Desígnios de prosperidade e não de calamidade, de vos garantir
um futuro de esperança.
–Jeremias 29:11
Nasci e cresci numa cidade perfeitamente normal do Midwest, no
Michigan. Morava num bairro de classe média, com os meus pais,
Bob e Betty, os meus dois irmãos, Bob e Bill, a minha irmã, Betsy, e
um pequeno dachshund chamado Trinka. O meu pai era médico de
cirurgia geral e a minha mãe era dona de casa.
Tive uma infância agradável que, em alguns aspetos, até foi idílica.
Nem sempre tinha tudo o que queria, mas nunca me faltava o necessário. Mais importante ainda para qualquer criança, sempre me senti
amada pela minha família.
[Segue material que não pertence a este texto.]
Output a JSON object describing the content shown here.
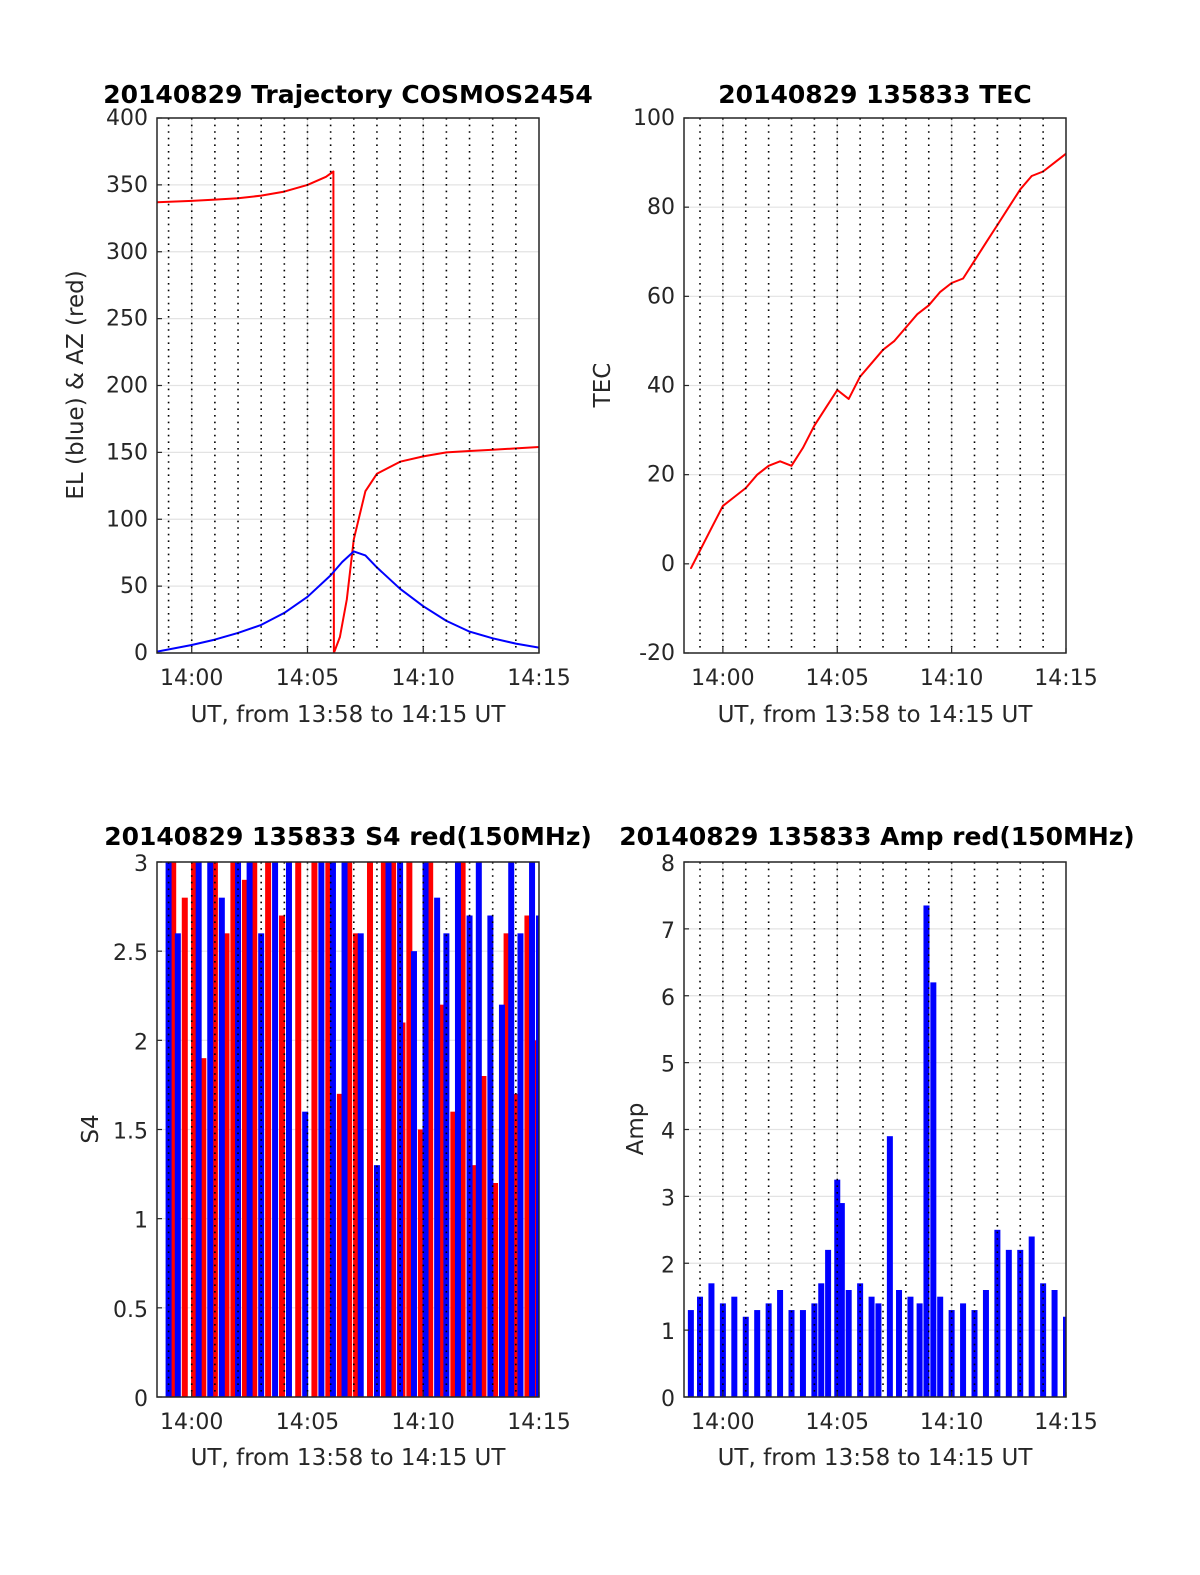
{
  "figure": {
    "background": "#ffffff"
  },
  "chart_data": [
    {
      "type": "line",
      "title": "20140829 Trajectory COSMOS2454",
      "xlabel": "UT, from 13:58 to 14:15 UT",
      "ylabel": "EL (blue) & AZ (red)",
      "x_unit": "minutes after 13:58 UT",
      "xlim": [
        0.5,
        17
      ],
      "ylim": [
        0,
        400
      ],
      "xticks": [
        2,
        7,
        12,
        17
      ],
      "xtick_labels": [
        "14:00",
        "14:05",
        "14:10",
        "14:15"
      ],
      "yticks": [
        0,
        50,
        100,
        150,
        200,
        250,
        300,
        350,
        400
      ],
      "ytick_labels": [
        "0",
        "50",
        "100",
        "150",
        "200",
        "250",
        "300",
        "350",
        "400"
      ],
      "dotted_vlines": [
        1,
        2,
        3,
        4,
        5,
        6,
        7,
        8,
        9,
        10,
        11,
        12,
        13,
        14,
        15,
        16
      ],
      "grid": true,
      "series": [
        {
          "color": "#ff0000",
          "x": [
            0.5,
            2,
            3,
            4,
            5,
            6,
            7,
            7.8,
            8.12,
            8.14,
            8.4,
            8.7,
            9.0,
            9.5,
            10,
            11,
            12,
            13,
            14,
            15,
            16,
            17
          ],
          "values": [
            337,
            338,
            339,
            340,
            342,
            345,
            350,
            356,
            360,
            0,
            12,
            40,
            85,
            121,
            134,
            143,
            147,
            150,
            151,
            152,
            153,
            154
          ]
        },
        {
          "color": "#0000ff",
          "x": [
            0.5,
            2,
            3,
            4,
            5,
            6,
            7,
            8,
            8.5,
            9,
            9.5,
            10,
            11,
            12,
            13,
            14,
            15,
            16,
            17
          ],
          "values": [
            1,
            6,
            10,
            15,
            21,
            30,
            42,
            58,
            68,
            76,
            73,
            64,
            48,
            35,
            24,
            16,
            11,
            7,
            4
          ]
        }
      ]
    },
    {
      "type": "line",
      "title": "20140829 135833 TEC",
      "xlabel": "UT, from 13:58 to 14:15 UT",
      "ylabel": "TEC",
      "x_unit": "minutes after 13:58 UT",
      "xlim": [
        0.3,
        17
      ],
      "ylim": [
        -20,
        100
      ],
      "xticks": [
        2,
        7,
        12,
        17
      ],
      "xtick_labels": [
        "14:00",
        "14:05",
        "14:10",
        "14:15"
      ],
      "yticks": [
        -20,
        0,
        20,
        40,
        60,
        80,
        100
      ],
      "ytick_labels": [
        "-20",
        "0",
        "20",
        "40",
        "60",
        "80",
        "100"
      ],
      "dotted_vlines": [
        1,
        2,
        3,
        4,
        5,
        6,
        7,
        8,
        9,
        10,
        11,
        12,
        13,
        14,
        15,
        16
      ],
      "grid": true,
      "series": [
        {
          "color": "#ff0000",
          "x": [
            0.6,
            1,
            1.5,
            2,
            2.5,
            3,
            3.5,
            4,
            4.5,
            5,
            5.5,
            6,
            6.5,
            7,
            7.5,
            8,
            8.5,
            9,
            9.5,
            10,
            10.5,
            11,
            11.5,
            12,
            12.5,
            13,
            13.5,
            14,
            14.5,
            15,
            15.5,
            16,
            16.5,
            17
          ],
          "values": [
            -1,
            3,
            8,
            13,
            15,
            17,
            20,
            22,
            23,
            22,
            26,
            31,
            35,
            39,
            37,
            42,
            45,
            48,
            50,
            53,
            56,
            58,
            61,
            63,
            64,
            68,
            72,
            76,
            80,
            84,
            87,
            88,
            90,
            92
          ]
        }
      ]
    },
    {
      "type": "bar",
      "title": "20140829 135833 S4 red(150MHz)",
      "xlabel": "UT, from 13:58 to 14:15 UT",
      "ylabel": "S4",
      "x_unit": "minutes after 13:58 UT",
      "xlim": [
        0.5,
        17
      ],
      "ylim": [
        0,
        3
      ],
      "xticks": [
        2,
        7,
        12,
        17
      ],
      "xtick_labels": [
        "14:00",
        "14:05",
        "14:10",
        "14:15"
      ],
      "yticks": [
        0,
        0.5,
        1,
        1.5,
        2,
        2.5,
        3
      ],
      "ytick_labels": [
        "0",
        "0.5",
        "1",
        "1.5",
        "2",
        "2.5",
        "3"
      ],
      "dotted_vlines": [
        1,
        2,
        3,
        4,
        5,
        6,
        7,
        8,
        9,
        10,
        11,
        12,
        13,
        14,
        15,
        16
      ],
      "grid": true,
      "series": [
        {
          "color": "#ff0000",
          "x": [
            1.2,
            1.7,
            2.1,
            2.5,
            3.0,
            3.5,
            3.8,
            4.3,
            4.7,
            5.3,
            5.9,
            6.6,
            7.3,
            7.9,
            8.4,
            8.8,
            9.1,
            9.7,
            10.3,
            10.7,
            11.1,
            11.4,
            11.9,
            12.3,
            12.8,
            13.3,
            13.7,
            14.2,
            14.6,
            15.1,
            15.6,
            16.0,
            16.5,
            16.9
          ],
          "values": [
            3,
            2.8,
            3,
            1.9,
            3,
            2.6,
            3,
            2.9,
            3,
            3,
            2.7,
            3,
            3,
            3,
            1.7,
            3,
            2.6,
            3,
            3,
            3,
            2.1,
            3,
            1.5,
            3,
            2.2,
            1.6,
            3,
            1.3,
            1.8,
            1.2,
            2.6,
            1.7,
            2.7,
            2.0
          ]
        },
        {
          "color": "#0000ff",
          "x": [
            1.0,
            1.4,
            2.3,
            2.8,
            3.3,
            4.0,
            4.5,
            5.0,
            5.6,
            6.2,
            6.9,
            7.6,
            8.1,
            8.6,
            9.3,
            10.0,
            10.5,
            11.0,
            11.6,
            12.1,
            12.6,
            13.0,
            13.5,
            14.0,
            14.4,
            14.9,
            15.4,
            15.8,
            16.2,
            16.7,
            17.0
          ],
          "values": [
            3,
            2.6,
            3,
            3,
            2.8,
            3,
            3,
            2.6,
            3,
            3,
            1.6,
            3,
            3,
            3,
            2.6,
            1.3,
            3,
            3,
            2.5,
            3,
            2.8,
            2.6,
            3,
            2.7,
            3,
            2.7,
            2.2,
            3,
            2.6,
            3,
            2.7
          ]
        }
      ]
    },
    {
      "type": "bar",
      "title": "20140829 135833 Amp red(150MHz)",
      "xlabel": "UT, from 13:58 to 14:15 UT",
      "ylabel": "Amp",
      "x_unit": "minutes after 13:58 UT",
      "xlim": [
        0.3,
        17
      ],
      "ylim": [
        0,
        8
      ],
      "xticks": [
        2,
        7,
        12,
        17
      ],
      "xtick_labels": [
        "14:00",
        "14:05",
        "14:10",
        "14:15"
      ],
      "yticks": [
        0,
        1,
        2,
        3,
        4,
        5,
        6,
        7,
        8
      ],
      "ytick_labels": [
        "0",
        "1",
        "2",
        "3",
        "4",
        "5",
        "6",
        "7",
        "8"
      ],
      "dotted_vlines": [
        1,
        2,
        3,
        4,
        5,
        6,
        7,
        8,
        9,
        10,
        11,
        12,
        13,
        14,
        15,
        16
      ],
      "grid": true,
      "series": [
        {
          "color": "#0000ff",
          "x": [
            0.6,
            1,
            1.5,
            2,
            2.5,
            3,
            3.5,
            4,
            4.5,
            5,
            5.5,
            6,
            6.3,
            6.6,
            7.0,
            7.2,
            7.5,
            8,
            8.5,
            8.8,
            9.3,
            9.7,
            10.2,
            10.6,
            10.9,
            11.2,
            11.5,
            12,
            12.5,
            13,
            13.5,
            14,
            14.5,
            15,
            15.5,
            16,
            16.5,
            17
          ],
          "values": [
            1.3,
            1.5,
            1.7,
            1.4,
            1.5,
            1.2,
            1.3,
            1.4,
            1.6,
            1.3,
            1.3,
            1.4,
            1.7,
            2.2,
            3.25,
            2.9,
            1.6,
            1.7,
            1.5,
            1.4,
            3.9,
            1.6,
            1.5,
            1.4,
            7.35,
            6.2,
            1.5,
            1.3,
            1.4,
            1.3,
            1.6,
            2.5,
            2.2,
            2.2,
            2.4,
            1.7,
            1.6,
            1.2
          ]
        }
      ]
    }
  ]
}
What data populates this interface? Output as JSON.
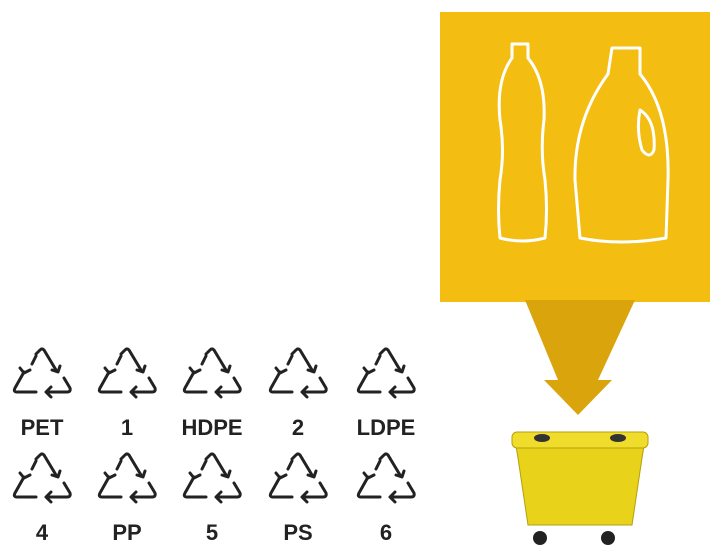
{
  "symbols": [
    {
      "label": "PET"
    },
    {
      "label": "1"
    },
    {
      "label": "HDPE"
    },
    {
      "label": "2"
    },
    {
      "label": "LDPE"
    },
    {
      "label": "4"
    },
    {
      "label": "PP"
    },
    {
      "label": "5"
    },
    {
      "label": "PS"
    },
    {
      "label": "6"
    }
  ]
}
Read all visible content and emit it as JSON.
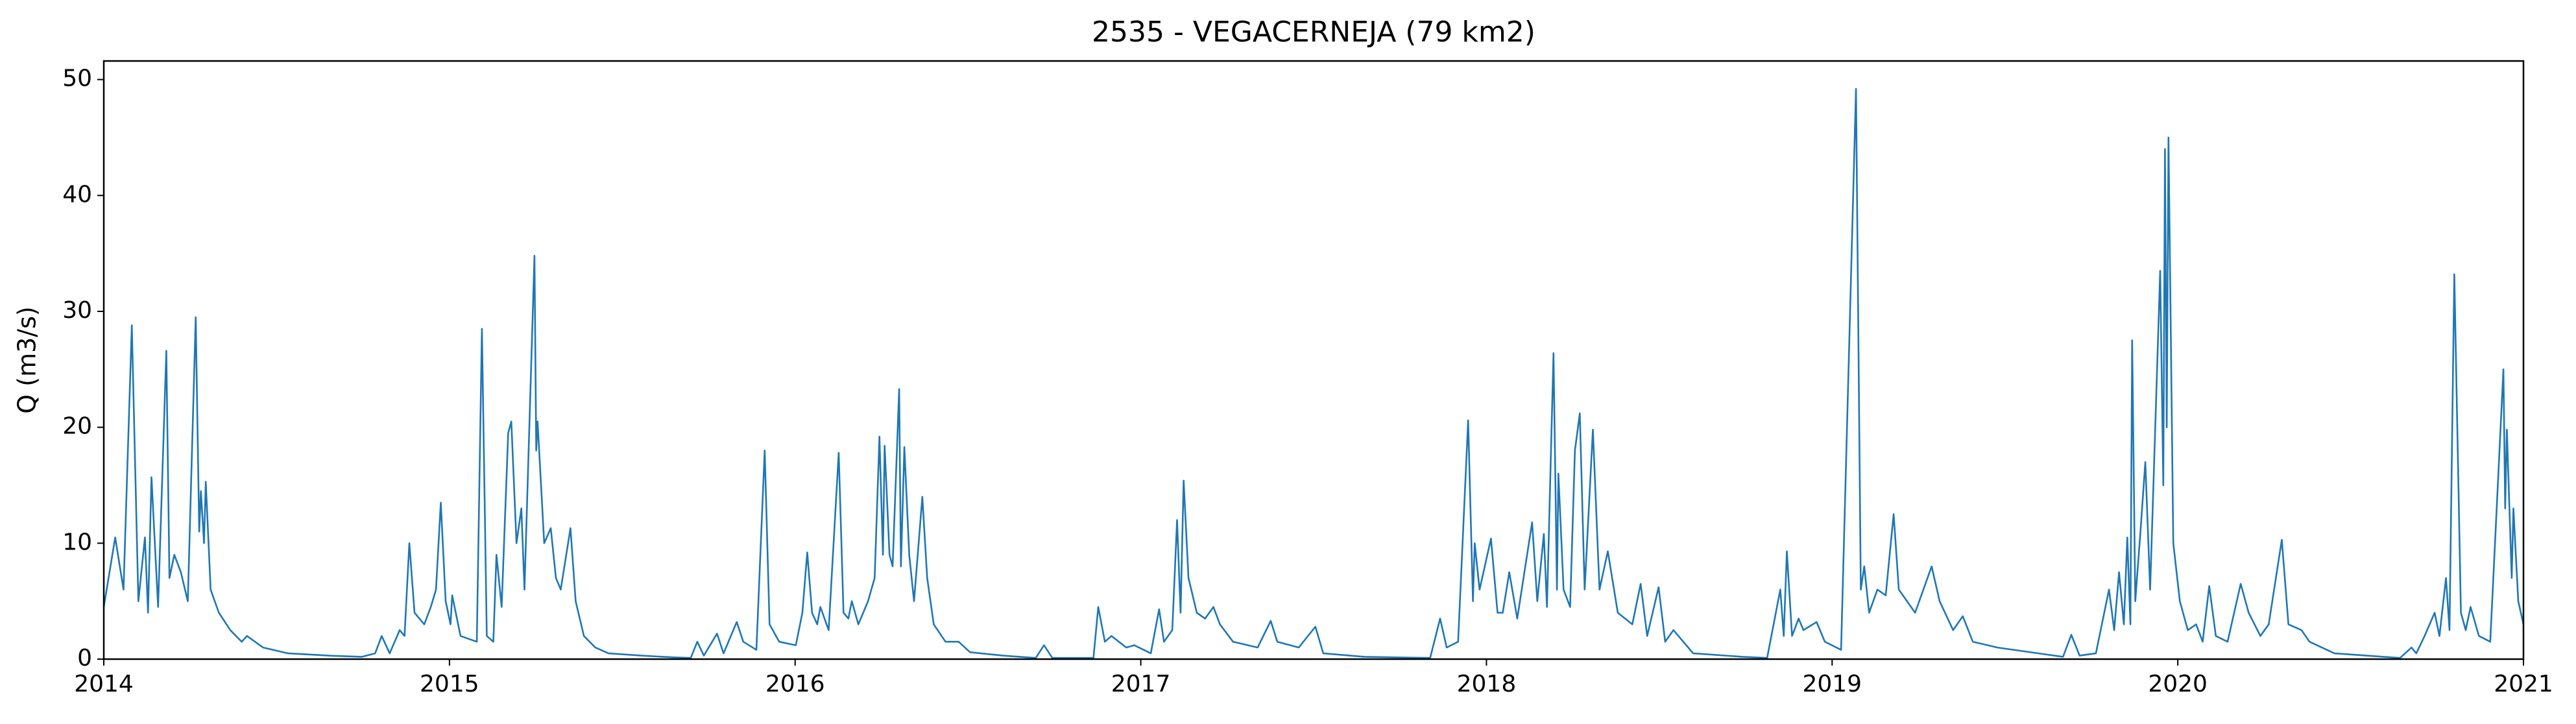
{
  "chart_data": {
    "type": "line",
    "title": "2535 - VEGACERNEJA (79 km2)",
    "y_label": "Q (m3/s)",
    "xlim": [
      2014,
      2021
    ],
    "xticks": [
      2014,
      2015,
      2016,
      2017,
      2018,
      2019,
      2020,
      2021
    ],
    "ylim": [
      0,
      51.6
    ],
    "yticks": [
      0,
      10,
      20,
      30,
      40,
      50
    ],
    "grid": false,
    "x": [
      2014.0,
      2014.033,
      2014.057,
      2014.081,
      2014.1,
      2014.119,
      2014.128,
      2014.138,
      2014.157,
      2014.181,
      2014.19,
      2014.204,
      2014.223,
      2014.243,
      2014.266,
      2014.276,
      2014.281,
      2014.29,
      2014.295,
      2014.309,
      2014.333,
      2014.366,
      2014.399,
      2014.414,
      2014.461,
      2014.533,
      2014.651,
      2014.747,
      2014.785,
      2014.804,
      2014.827,
      2014.856,
      2014.87,
      2014.884,
      2014.899,
      2014.927,
      2014.946,
      2014.961,
      2014.975,
      2014.989,
      2015.003,
      2015.008,
      2015.032,
      2015.079,
      2015.094,
      2015.108,
      2015.127,
      2015.136,
      2015.151,
      2015.17,
      2015.179,
      2015.194,
      2015.208,
      2015.217,
      2015.246,
      2015.251,
      2015.255,
      2015.274,
      2015.293,
      2015.308,
      2015.322,
      2015.35,
      2015.365,
      2015.389,
      2015.422,
      2015.46,
      2015.555,
      2015.65,
      2015.698,
      2015.717,
      2015.736,
      2015.774,
      2015.793,
      2015.831,
      2015.85,
      2015.888,
      2015.912,
      2015.926,
      2015.954,
      2016.002,
      2016.021,
      2016.035,
      2016.049,
      2016.064,
      2016.073,
      2016.097,
      2016.126,
      2016.14,
      2016.154,
      2016.164,
      2016.183,
      2016.211,
      2016.23,
      2016.244,
      2016.254,
      2016.259,
      2016.273,
      2016.282,
      2016.301,
      2016.306,
      2016.316,
      2016.33,
      2016.344,
      2016.368,
      2016.382,
      2016.401,
      2016.435,
      2016.473,
      2016.506,
      2016.601,
      2016.696,
      2016.72,
      2016.744,
      2016.863,
      2016.877,
      2016.896,
      2016.915,
      2016.958,
      2016.981,
      2017.029,
      2017.053,
      2017.067,
      2017.091,
      2017.105,
      2017.115,
      2017.124,
      2017.138,
      2017.162,
      2017.186,
      2017.21,
      2017.229,
      2017.267,
      2017.338,
      2017.376,
      2017.395,
      2017.457,
      2017.505,
      2017.528,
      2017.647,
      2017.837,
      2017.866,
      2017.885,
      2017.918,
      2017.947,
      2017.961,
      2017.966,
      2017.98,
      2018.013,
      2018.032,
      2018.047,
      2018.066,
      2018.089,
      2018.132,
      2018.147,
      2018.166,
      2018.175,
      2018.194,
      2018.204,
      2018.208,
      2018.223,
      2018.242,
      2018.256,
      2018.27,
      2018.284,
      2018.308,
      2018.327,
      2018.351,
      2018.38,
      2018.422,
      2018.446,
      2018.465,
      2018.498,
      2018.517,
      2018.541,
      2018.598,
      2018.741,
      2018.812,
      2018.85,
      2018.86,
      2018.869,
      2018.884,
      2018.903,
      2018.917,
      2018.955,
      2018.979,
      2019.026,
      2019.069,
      2019.083,
      2019.093,
      2019.107,
      2019.131,
      2019.155,
      2019.178,
      2019.193,
      2019.24,
      2019.288,
      2019.311,
      2019.35,
      2019.378,
      2019.407,
      2019.478,
      2019.597,
      2019.668,
      2019.692,
      2019.716,
      2019.763,
      2019.801,
      2019.816,
      2019.83,
      2019.844,
      2019.854,
      2019.863,
      2019.868,
      2019.877,
      2019.892,
      2019.906,
      2019.92,
      2019.949,
      2019.958,
      2019.963,
      2019.968,
      2019.973,
      2019.987,
      2020.006,
      2020.029,
      2020.053,
      2020.072,
      2020.091,
      2020.11,
      2020.144,
      2020.182,
      2020.205,
      2020.239,
      2020.263,
      2020.301,
      2020.32,
      2020.358,
      2020.381,
      2020.453,
      2020.596,
      2020.643,
      2020.676,
      2020.69,
      2020.714,
      2020.743,
      2020.757,
      2020.776,
      2020.786,
      2020.8,
      2020.819,
      2020.833,
      2020.847,
      2020.871,
      2020.904,
      2020.942,
      2020.947,
      2020.952,
      2020.966,
      2020.971,
      2020.985,
      2021.0
    ],
    "series": [
      {
        "name": "Q",
        "color": "#1f77b4",
        "values": [
          4.5,
          10.5,
          6,
          28.8,
          5,
          10.5,
          4,
          15.7,
          4.5,
          26.6,
          7,
          9,
          7.5,
          5,
          29.5,
          11,
          14.5,
          10,
          15.3,
          6,
          4,
          2.5,
          1.5,
          2,
          1,
          0.5,
          0.3,
          0.2,
          0.5,
          2,
          0.5,
          2.5,
          2,
          10,
          4,
          3,
          4.5,
          6,
          13.5,
          5,
          3,
          5.5,
          2,
          1.5,
          28.5,
          2,
          1.5,
          9,
          4.5,
          19.5,
          20.5,
          10,
          13,
          6,
          34.8,
          18,
          20.5,
          10,
          11.3,
          7,
          6,
          11.3,
          5,
          2,
          1,
          0.5,
          0.3,
          0.15,
          0.1,
          1.5,
          0.3,
          2.2,
          0.5,
          3.2,
          1.5,
          0.8,
          18,
          3,
          1.5,
          1.2,
          4,
          9.2,
          4,
          3,
          4.5,
          2.5,
          17.8,
          4,
          3.5,
          5,
          3,
          5,
          7,
          19.2,
          9,
          18.4,
          9,
          8,
          23.3,
          8,
          18.3,
          9,
          5,
          14,
          7,
          3,
          1.5,
          1.5,
          0.6,
          0.3,
          0.1,
          1.2,
          0.1,
          0.1,
          4.5,
          1.5,
          2,
          1,
          1.2,
          0.5,
          4.3,
          1.5,
          2.5,
          12,
          4,
          15.4,
          7,
          4,
          3.5,
          4.5,
          3,
          1.5,
          1,
          3.3,
          1.5,
          1,
          2.8,
          0.5,
          0.2,
          0.1,
          3.5,
          1,
          1.5,
          20.6,
          5,
          10,
          6,
          10.4,
          4,
          4,
          7.5,
          3.5,
          11.8,
          5,
          10.8,
          4.5,
          26.4,
          6,
          16,
          6,
          4.5,
          18,
          21.2,
          6,
          19.8,
          6,
          9.3,
          4,
          3,
          6.5,
          2,
          6.2,
          1.5,
          2.5,
          0.5,
          0.2,
          0.1,
          6,
          2,
          9.3,
          2,
          3.5,
          2.5,
          3.2,
          1.5,
          0.8,
          49.2,
          6,
          8,
          4,
          6,
          5.5,
          12.5,
          6,
          4,
          8,
          5,
          2.5,
          3.7,
          1.5,
          1,
          0.5,
          0.2,
          2.1,
          0.3,
          0.5,
          6,
          2.5,
          7.5,
          3,
          10.5,
          3,
          27.5,
          5,
          11,
          17,
          6,
          33.5,
          15,
          44,
          20,
          45,
          10,
          5,
          2.5,
          3,
          1.5,
          6.3,
          2,
          1.5,
          6.5,
          4,
          2,
          3,
          10.3,
          3,
          2.5,
          1.5,
          0.5,
          0.2,
          0.1,
          1,
          0.5,
          2,
          4,
          2,
          7,
          2.5,
          33.2,
          4,
          2.5,
          4.5,
          2,
          1.5,
          25,
          13,
          19.8,
          7,
          13,
          5,
          3
        ]
      }
    ]
  }
}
O ribeiro que passava nas traseiras do
nosso terreno era para mim fonte de grande excitação e oportunidades. Passava muitas horas a entrar e sair dele – a patinar no gelo, a
andar de barco, a pescar, a nadar e a explorar. Aprendi sobre caracóis,
lesmas e sanguessugas. Fiquei a saber o que acontece quando um cão
come o pedaço de toucinho que está preso no anzol de pesca e aprendi a não fixar os olhos de uma tartaruga-mordedora. Só depois de
construirmos um elaborado viveiro de mexilhões de água doce é que
eu e a minha melhor amiga descobrimos que são as ostras que dão
pérolas e não os mexilhões. Divertia-me imenso e foi assim que desenvolvi o gosto pelas atividades ao ar livre, em pleno mundo natural.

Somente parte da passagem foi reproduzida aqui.